I hope so. What is wrong with SMPS?
I actually think this is a complex question.
The normal accusation leveled at SMPS is that they kick high frequency noise back into the mains.
When I bought my microRendu (mR) I also got an IFI 9V iPower. These have been built using noise cancellation to stop rubbish being sent back into the mains. There was a good thread on Computer Audiophile (Power Supply (8+) Group Test) where a series of PSUs were measured, and the IFI did very well. However, I preferred the SBooster - my comment on CA:
SBooster LPSU 6v:
Got this last Friday. This is not a Damascene experience, in my system it does not change the character of what I hear; bare in mind that I am passing the mR output into a Mutec MC-3+USB. What the SBooster does do is:
- Improve the quality of the high frequencies; and
- Further uncover low level information in the music.
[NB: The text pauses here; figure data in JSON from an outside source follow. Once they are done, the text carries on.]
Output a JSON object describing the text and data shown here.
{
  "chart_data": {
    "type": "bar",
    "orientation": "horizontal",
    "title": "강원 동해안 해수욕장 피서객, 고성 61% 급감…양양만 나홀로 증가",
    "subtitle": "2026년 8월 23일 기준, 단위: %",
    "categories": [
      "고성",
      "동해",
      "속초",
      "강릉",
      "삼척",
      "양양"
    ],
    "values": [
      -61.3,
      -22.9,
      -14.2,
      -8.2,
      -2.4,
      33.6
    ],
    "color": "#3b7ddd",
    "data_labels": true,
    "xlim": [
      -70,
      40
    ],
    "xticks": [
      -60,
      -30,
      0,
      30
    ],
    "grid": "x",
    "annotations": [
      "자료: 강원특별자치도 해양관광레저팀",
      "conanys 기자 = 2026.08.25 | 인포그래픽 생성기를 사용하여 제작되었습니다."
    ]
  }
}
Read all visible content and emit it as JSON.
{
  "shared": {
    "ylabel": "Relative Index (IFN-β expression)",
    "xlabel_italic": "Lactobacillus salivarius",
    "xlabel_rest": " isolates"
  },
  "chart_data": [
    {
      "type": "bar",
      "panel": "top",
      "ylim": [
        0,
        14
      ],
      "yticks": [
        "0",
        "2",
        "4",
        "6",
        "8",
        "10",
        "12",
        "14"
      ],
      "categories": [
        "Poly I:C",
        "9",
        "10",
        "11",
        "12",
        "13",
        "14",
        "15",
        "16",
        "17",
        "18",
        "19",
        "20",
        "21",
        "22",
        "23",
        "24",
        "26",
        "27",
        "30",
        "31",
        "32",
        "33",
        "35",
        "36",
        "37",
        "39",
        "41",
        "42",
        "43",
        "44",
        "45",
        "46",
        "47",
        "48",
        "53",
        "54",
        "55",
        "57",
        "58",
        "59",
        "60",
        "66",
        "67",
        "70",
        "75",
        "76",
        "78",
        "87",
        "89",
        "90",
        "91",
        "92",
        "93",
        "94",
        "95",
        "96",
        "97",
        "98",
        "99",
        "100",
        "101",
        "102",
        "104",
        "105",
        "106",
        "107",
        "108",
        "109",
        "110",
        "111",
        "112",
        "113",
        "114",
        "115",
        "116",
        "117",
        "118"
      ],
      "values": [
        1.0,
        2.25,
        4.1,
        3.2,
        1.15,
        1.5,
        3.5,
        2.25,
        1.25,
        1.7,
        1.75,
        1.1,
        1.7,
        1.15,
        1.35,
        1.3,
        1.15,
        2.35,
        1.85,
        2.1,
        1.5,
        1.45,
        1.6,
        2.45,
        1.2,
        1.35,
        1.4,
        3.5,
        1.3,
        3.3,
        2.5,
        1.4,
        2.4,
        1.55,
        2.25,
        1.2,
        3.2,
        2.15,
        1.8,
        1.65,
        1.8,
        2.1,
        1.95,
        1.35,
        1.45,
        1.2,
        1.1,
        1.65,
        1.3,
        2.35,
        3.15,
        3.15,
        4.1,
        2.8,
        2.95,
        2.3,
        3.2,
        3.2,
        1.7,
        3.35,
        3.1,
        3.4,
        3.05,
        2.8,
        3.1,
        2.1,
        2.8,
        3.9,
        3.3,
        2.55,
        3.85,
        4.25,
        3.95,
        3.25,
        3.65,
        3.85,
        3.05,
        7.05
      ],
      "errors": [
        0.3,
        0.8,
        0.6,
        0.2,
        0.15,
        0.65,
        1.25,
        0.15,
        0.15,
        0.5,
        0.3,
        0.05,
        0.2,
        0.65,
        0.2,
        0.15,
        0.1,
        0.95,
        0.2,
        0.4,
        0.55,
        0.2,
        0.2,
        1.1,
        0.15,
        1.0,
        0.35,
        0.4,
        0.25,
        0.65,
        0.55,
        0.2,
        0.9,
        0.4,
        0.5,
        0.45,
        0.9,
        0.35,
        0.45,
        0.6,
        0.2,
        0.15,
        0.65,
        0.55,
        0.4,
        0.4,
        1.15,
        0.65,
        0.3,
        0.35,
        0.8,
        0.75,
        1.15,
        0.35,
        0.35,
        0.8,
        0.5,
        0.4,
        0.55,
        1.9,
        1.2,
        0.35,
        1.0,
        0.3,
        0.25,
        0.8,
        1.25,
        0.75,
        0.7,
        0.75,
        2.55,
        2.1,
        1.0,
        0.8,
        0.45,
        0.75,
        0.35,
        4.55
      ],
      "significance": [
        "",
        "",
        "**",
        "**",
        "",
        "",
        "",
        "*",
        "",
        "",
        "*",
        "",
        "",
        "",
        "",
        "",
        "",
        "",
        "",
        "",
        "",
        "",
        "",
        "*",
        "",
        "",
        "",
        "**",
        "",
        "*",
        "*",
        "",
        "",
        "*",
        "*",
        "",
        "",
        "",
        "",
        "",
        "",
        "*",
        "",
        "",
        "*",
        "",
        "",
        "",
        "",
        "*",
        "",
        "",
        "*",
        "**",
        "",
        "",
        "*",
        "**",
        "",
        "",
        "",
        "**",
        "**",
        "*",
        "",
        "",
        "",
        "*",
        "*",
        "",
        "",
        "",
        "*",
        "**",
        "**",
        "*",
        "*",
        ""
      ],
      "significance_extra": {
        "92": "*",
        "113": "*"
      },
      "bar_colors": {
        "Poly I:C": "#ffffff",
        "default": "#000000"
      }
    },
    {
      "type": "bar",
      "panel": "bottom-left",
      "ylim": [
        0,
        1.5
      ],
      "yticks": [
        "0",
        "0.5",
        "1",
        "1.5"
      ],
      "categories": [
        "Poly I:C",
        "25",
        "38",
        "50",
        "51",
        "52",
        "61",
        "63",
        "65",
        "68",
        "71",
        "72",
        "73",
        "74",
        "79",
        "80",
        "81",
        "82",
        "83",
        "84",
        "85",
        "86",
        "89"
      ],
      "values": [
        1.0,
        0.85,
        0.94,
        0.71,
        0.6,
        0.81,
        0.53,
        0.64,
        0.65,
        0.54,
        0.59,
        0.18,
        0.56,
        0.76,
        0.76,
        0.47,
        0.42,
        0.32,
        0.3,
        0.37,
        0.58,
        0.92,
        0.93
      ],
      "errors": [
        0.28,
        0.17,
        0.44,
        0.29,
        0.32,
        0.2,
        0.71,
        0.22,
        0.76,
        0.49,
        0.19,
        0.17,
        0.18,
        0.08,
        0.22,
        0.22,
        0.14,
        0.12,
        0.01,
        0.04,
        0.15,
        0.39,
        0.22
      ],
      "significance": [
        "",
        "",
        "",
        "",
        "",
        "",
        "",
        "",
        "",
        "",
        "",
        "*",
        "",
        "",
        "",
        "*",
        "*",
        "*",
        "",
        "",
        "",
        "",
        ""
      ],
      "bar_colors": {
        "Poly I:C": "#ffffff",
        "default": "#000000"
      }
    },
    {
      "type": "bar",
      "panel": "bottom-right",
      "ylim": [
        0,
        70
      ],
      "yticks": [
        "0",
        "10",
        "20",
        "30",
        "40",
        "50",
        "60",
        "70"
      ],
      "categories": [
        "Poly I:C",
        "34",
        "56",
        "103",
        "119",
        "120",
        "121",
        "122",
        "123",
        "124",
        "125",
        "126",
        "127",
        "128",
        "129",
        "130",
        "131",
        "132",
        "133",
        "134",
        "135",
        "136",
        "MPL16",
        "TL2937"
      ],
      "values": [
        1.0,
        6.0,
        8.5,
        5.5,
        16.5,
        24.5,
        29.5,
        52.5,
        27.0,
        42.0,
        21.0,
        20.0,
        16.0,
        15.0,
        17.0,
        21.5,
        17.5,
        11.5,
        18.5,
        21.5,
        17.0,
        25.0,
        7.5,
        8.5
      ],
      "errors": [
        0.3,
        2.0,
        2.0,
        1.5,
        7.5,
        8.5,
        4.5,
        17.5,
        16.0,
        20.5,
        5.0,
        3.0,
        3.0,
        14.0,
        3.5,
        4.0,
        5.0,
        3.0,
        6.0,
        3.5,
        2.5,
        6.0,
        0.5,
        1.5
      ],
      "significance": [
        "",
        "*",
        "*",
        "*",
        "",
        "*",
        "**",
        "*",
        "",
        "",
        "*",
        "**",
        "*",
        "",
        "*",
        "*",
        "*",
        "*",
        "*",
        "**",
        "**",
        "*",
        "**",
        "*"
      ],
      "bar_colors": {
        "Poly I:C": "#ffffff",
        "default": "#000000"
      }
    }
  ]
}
Signe from Eric Clapton Unplugged.
Standard test piece for me. Included in the supporting percussion are a triangle and wood blocks. These were evident before but, in the case of the triangle the emphasis was on the leading edge and it could almost sound truncated, and out of time in places; now you hear the rounded ring, it falls further back into the mix but you can here what the percussionist is doing. Similarly the wooden blocks are more of the piece and you can hear the resounding wooden sound, rather than a greater emphasis on the strike.
In summary, the Sbooster improves on what my system is doing right. This can almost sound minor, but in terms of what we are after in High Fidelity I suspect it is not - I just don't think it will supply this on its own. If your system is in good shape it will help focus what is already there.
In my system the effect of removing SMPS has been to remove edge leading to a more relaxed, but no less detailed and dynamic, presentation. That said the introduction of a bit of edge with the right music can be a boon!
However, I believe the effect of SMPS depends on how the device is engineered. I noticed no such edge with my Naim NS01, which uses SMPS. While I would expect Naim to take the time and trouble to address SMPS issues I would NOT expect this of IT companies.